2.2. Il motivo è fondato.

Invero, in tema di accertamento delle imposte sui redditi con metodo induttivo l’Amministrazione finanziaria deve procedere alla ricostruzione della situazione reddituale complessiva del contribuente tenendo conto anche delle componenti negative del reddito, a condizione però che esse siano state dimostrate dal contribuente, o che risultino in altro modo dagli accertamenti compiuti (cfr. Cass. nn. 1166/2012, 25317/2014). La CTR non si è attenuta a tale principio e la decisione va sul punto cassata.

3.1. Terzo motivo – Omessa, carente, insufficiente pronuncia e/o motivazione sulla fondatezza nel merito dell’accertamento dell’obbligazione tributaria, con violazione del principio secondo il quale il giudice tributario è giudice non solo della legittimità dell’atto, ma anche del merito ed è tenuto a pronunciarsi anche sulla quantificazione del reddito.

La ricorrente censura che la CTR non si sia spinta nell’esame e nella valutazione delle presunzioni fondate sul dettaglio delle rimanenze e dei presunti acquisti nero e sul loro riflesso ai fini del reddito non solo in termini di maggiori ricavi, ma anche di maggiori costi.

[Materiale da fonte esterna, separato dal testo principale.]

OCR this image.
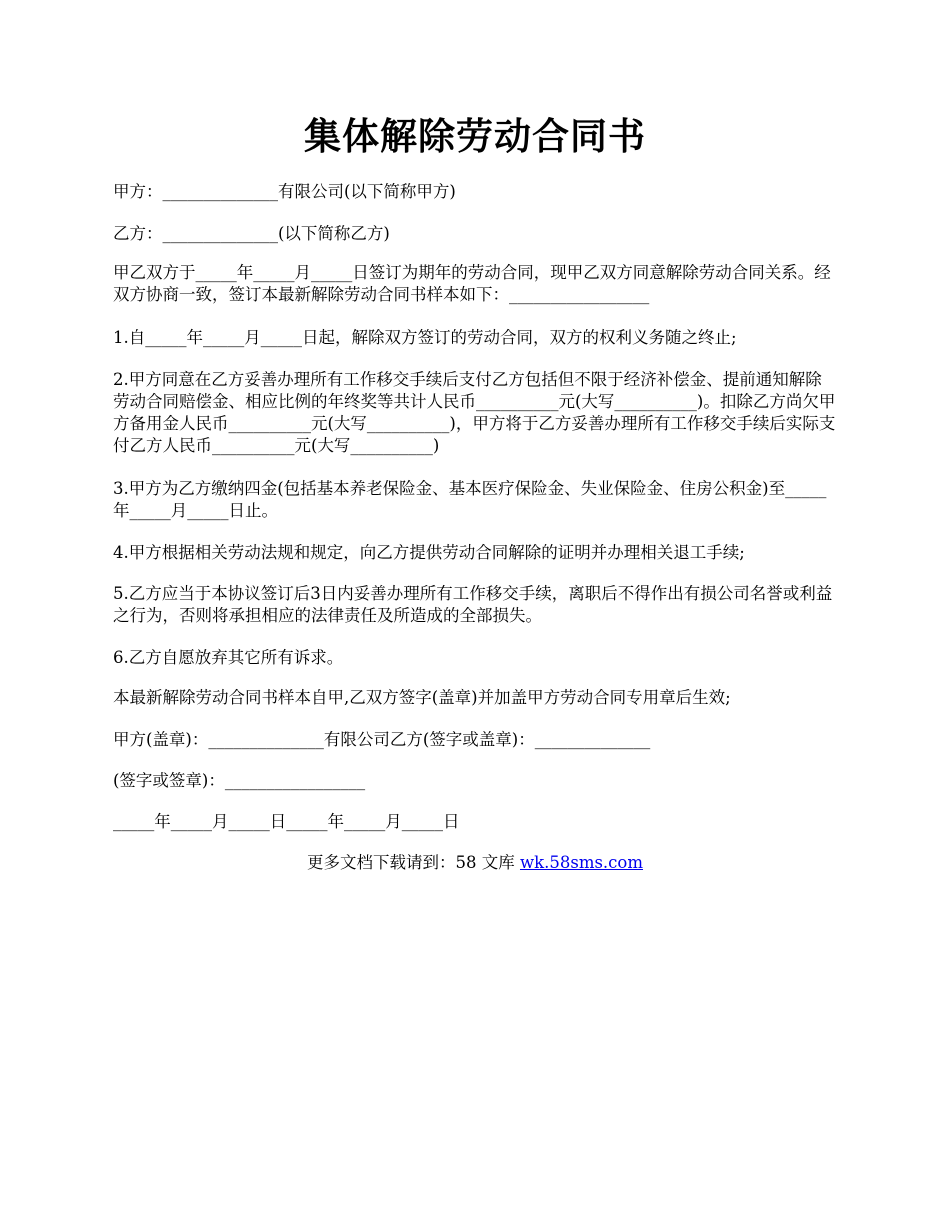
集体解除劳动合同书
甲方：______________有限公司(以下简称甲方)
乙方：______________(以下简称乙方)
甲乙双方于_____年_____月_____日签订为期年的劳动合同，现甲乙双方同意解除劳动合同关系。经双方协商一致，签订本最新解除劳动合同书样本如下：_________________
1.自_____年_____月_____日起，解除双方签订的劳动合同，双方的权利义务随之终止;
2.甲方同意在乙方妥善办理所有工作移交手续后支付乙方包括但不限于经济补偿金、提前通知解除劳动合同赔偿金、相应比例的年终奖等共计人民币__________元(大写__________)。扣除乙方尚欠甲方备用金人民币__________元(大写__________)，甲方将于乙方妥善办理所有工作移交手续后实际支付乙方人民币__________元(大写__________)
3.甲方为乙方缴纳四金(包括基本养老保险金、基本医疗保险金、失业保险金、住房公积金)至_____年_____月_____日止。
4.甲方根据相关劳动法规和规定，向乙方提供劳动合同解除的证明并办理相关退工手续;
5.乙方应当于本协议签订后3日内妥善办理所有工作移交手续，离职后不得作出有损公司名誉或利益之行为，否则将承担相应的法律责任及所造成的全部损失。
6.乙方自愿放弃其它所有诉求。
本最新解除劳动合同书样本自甲,乙双方签字(盖章)并加盖甲方劳动合同专用章后生效;
甲方(盖章)：______________有限公司乙方(签字或盖章)：______________
(签字或签章)：_________________
_____年_____月_____日_____年_____月_____日
更多文档下载请到：58 文库 wk.58sms.com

3.2. Quarto motivo – Omessa pronuncia e/o motivazione inesistente, incongruente, insufficiente, erronea, illogica e contraddittoria, riguardo un fatto controverso decisivo del giudizio, ovvero sulla legittimità, idoneità e congruità e coerenza della prova presuntiva portata dall’Ufficio a sostegno dell’accertamento induttivo emesso, quindi di quella concreta contraria viceversa illustrata dalla ricorrente e del tutto ignorata dal giudice d’appello, nonchè la legittima distribuzione dell’onere della prova, in violazione – falsa applicazione tra l’altro del D.P.R. n. 600 del 1973, art. 39, del D.P.R. n. 633 del 1972, art. 54, artt. 2729, 2727 e 2697 c.c., nonchè dell’art. 112 c.p.c. e della conforme giurisprudenza della Corte.

3.3. I motivi terzo e quarto sono inammissibili per plurime ragioni e vanno respinti.

3.4. Sono infatti generici e privi di concreti riferimenti ai fatti controversi, oltre che carenti sul piano dell’autosufficienza in quanto non recano la trascrizione dell’avviso nei passi principali, conferenti alle censure; inoltre non colgono la ratio decidendi fondata anche sul mancato assolvimento dell’onere probatorio gravante sulla contribuente. In proposito, con riferimento alla rilevanza delle dichiarazioni rese dalla contribuente nel corso della verifica, ricordando che questa Corte ha già affermato che la partecipazione del contribuente alle operazioni di verifica senza contestazioni, pur in mancanza di un’approvazione espressa, equivale sostanzialmente ad accettazione delle operazioni stesse e dei loro risultati, attesa la facoltà e l’onere di formulare immediatamente il proprio dissenso (Cass. nn. 15851/2016, 1286/2004), va a maggior ragione confermata la sostanziale natura confessoria delle dichiarazioni rese dalla contribuente in sede di accesso e la loro idoneità a fondare l’accertamento.

4.1. In conclusione il ricorso va accolto sul secondo motivo, inammissibili i motivi primo, terzo e quarto: la sentenza impugnata va cassata e, non potendo essere decisa nel merito la controversia, va rinviata alla CTR della Toscana in altra composizione per il compiuto riesame e per la statuizione anche sulle spese del giudizio di legittimità.

PQM

La Corte di cassazione, accoglie il ricorso sul secondo motivo, inammissibili i motivi primo, terzo e quarto; cassa la sentenza impugnata e rinvia alla CTR della Toscana in altra composizione per il riesame e la statuizione sulle spese del giudizio di legittimità.

Così deciso in Roma, nella Camera di Consiglio, il 7 dicembre 2016.